Similar reforms were made in the ceramic industry and this helped revive the industry in the 2015-16 financial year. Gujarat, which accounts for more than 50% of the Indian ceramics industry, had seen a turnaround of sorts with the Chinese imported tiles becoming 30% expensive; post the imposing of anti-dumping duty.

The steel industry is looking forward to a similar change of fortune once the finance ministry approves the recommendation of DGAD. The purpose of ADD, as explained by the commerce ministry is to balance out the distortive effects of goods exported to a country at a price lower than the one prevailing there already. China, one of the biggest exporters of steel in the world, among other countries were levied an ADD of $316 per tonne by India. These measures hope to level the playing field and make it easier for the domestic prodcuers to compete with international producers of the same product.
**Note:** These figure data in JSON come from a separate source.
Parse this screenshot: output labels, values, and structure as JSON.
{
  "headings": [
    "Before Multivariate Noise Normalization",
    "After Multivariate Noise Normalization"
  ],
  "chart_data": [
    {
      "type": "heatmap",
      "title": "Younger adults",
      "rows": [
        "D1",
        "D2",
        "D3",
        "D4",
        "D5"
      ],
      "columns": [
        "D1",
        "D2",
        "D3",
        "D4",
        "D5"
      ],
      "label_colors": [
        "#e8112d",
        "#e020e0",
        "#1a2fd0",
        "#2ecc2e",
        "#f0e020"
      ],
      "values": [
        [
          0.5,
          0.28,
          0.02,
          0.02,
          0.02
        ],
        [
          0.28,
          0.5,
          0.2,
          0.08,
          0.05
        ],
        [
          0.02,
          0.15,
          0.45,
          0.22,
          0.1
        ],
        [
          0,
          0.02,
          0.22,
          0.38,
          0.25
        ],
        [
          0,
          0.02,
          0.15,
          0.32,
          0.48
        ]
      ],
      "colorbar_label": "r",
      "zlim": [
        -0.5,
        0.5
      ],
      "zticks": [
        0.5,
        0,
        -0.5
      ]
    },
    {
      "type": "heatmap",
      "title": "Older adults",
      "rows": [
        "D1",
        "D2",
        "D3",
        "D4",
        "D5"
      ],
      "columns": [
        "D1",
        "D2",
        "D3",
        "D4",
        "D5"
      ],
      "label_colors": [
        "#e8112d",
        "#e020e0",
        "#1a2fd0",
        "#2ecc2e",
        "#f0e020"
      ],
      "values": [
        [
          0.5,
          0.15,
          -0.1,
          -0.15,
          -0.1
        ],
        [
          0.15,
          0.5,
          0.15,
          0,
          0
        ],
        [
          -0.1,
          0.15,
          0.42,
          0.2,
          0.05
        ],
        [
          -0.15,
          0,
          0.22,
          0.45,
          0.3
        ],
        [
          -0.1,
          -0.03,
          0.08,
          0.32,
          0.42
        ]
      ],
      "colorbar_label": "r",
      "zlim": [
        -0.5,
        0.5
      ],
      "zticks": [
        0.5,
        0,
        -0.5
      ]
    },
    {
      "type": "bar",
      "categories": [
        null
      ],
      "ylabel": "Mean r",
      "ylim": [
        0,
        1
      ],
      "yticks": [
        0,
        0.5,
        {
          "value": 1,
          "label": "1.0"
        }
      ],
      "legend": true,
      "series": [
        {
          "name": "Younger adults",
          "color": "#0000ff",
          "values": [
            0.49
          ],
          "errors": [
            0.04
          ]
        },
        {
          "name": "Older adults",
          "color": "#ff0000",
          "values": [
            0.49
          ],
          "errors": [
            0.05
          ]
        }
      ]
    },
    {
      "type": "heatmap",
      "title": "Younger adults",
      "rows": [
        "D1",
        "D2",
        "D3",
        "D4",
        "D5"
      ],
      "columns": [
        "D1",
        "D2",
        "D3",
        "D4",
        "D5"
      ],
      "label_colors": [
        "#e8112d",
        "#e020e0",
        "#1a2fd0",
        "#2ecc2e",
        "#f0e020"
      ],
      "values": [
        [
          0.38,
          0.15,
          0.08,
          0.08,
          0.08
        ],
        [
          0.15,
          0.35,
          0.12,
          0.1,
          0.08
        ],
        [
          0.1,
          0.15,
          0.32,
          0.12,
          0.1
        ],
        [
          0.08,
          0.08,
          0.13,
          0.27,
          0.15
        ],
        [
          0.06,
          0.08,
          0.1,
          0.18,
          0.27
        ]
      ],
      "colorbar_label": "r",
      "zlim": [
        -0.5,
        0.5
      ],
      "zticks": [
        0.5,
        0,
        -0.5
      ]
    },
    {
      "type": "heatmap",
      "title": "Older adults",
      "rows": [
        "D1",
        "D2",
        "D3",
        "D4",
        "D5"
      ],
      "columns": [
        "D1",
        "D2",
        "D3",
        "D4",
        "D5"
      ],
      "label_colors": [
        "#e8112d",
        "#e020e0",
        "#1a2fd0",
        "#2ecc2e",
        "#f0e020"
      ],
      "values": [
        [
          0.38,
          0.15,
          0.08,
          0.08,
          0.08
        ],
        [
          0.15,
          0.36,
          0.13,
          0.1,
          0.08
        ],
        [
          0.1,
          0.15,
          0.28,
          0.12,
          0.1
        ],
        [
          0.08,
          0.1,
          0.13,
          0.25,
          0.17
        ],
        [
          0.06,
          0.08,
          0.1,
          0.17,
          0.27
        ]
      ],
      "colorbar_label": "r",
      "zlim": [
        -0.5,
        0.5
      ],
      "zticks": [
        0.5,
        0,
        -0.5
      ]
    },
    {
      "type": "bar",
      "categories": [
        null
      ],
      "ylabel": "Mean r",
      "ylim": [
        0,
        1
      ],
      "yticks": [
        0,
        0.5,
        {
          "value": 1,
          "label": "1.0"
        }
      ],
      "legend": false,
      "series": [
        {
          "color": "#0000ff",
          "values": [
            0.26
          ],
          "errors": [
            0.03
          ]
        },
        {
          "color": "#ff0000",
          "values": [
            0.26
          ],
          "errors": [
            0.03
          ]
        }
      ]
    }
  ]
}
The government had also imposed a 20% safeguard duty on this category (hot rolled flat products of non-alloy and other alloy steel, in coils of a width of 600 mm (millimetre) or more in September last year). The directorate-general was of the opinion last week to extend the duty to two and a half years because of the serious threat posed to domestic producers because of cheaper imports. The government has not taken a decision on this yet. More than 173 products have already come under the ambit of the minimum import price (MIP) for a duration of six months in an effort to protect domestic industries. The steel ministry is working closely with the finance ministry to iron out a financial package for the sector.

The call of the hour is to find a long-term solution for this issue, making sure that the various steps being taken towards avoiding the dumping of cheap steel products from China is prima facie. The respective ministries are expected to issue the much anticipated financial package in two months. This will definitely be a big boon for the Indian steel sector.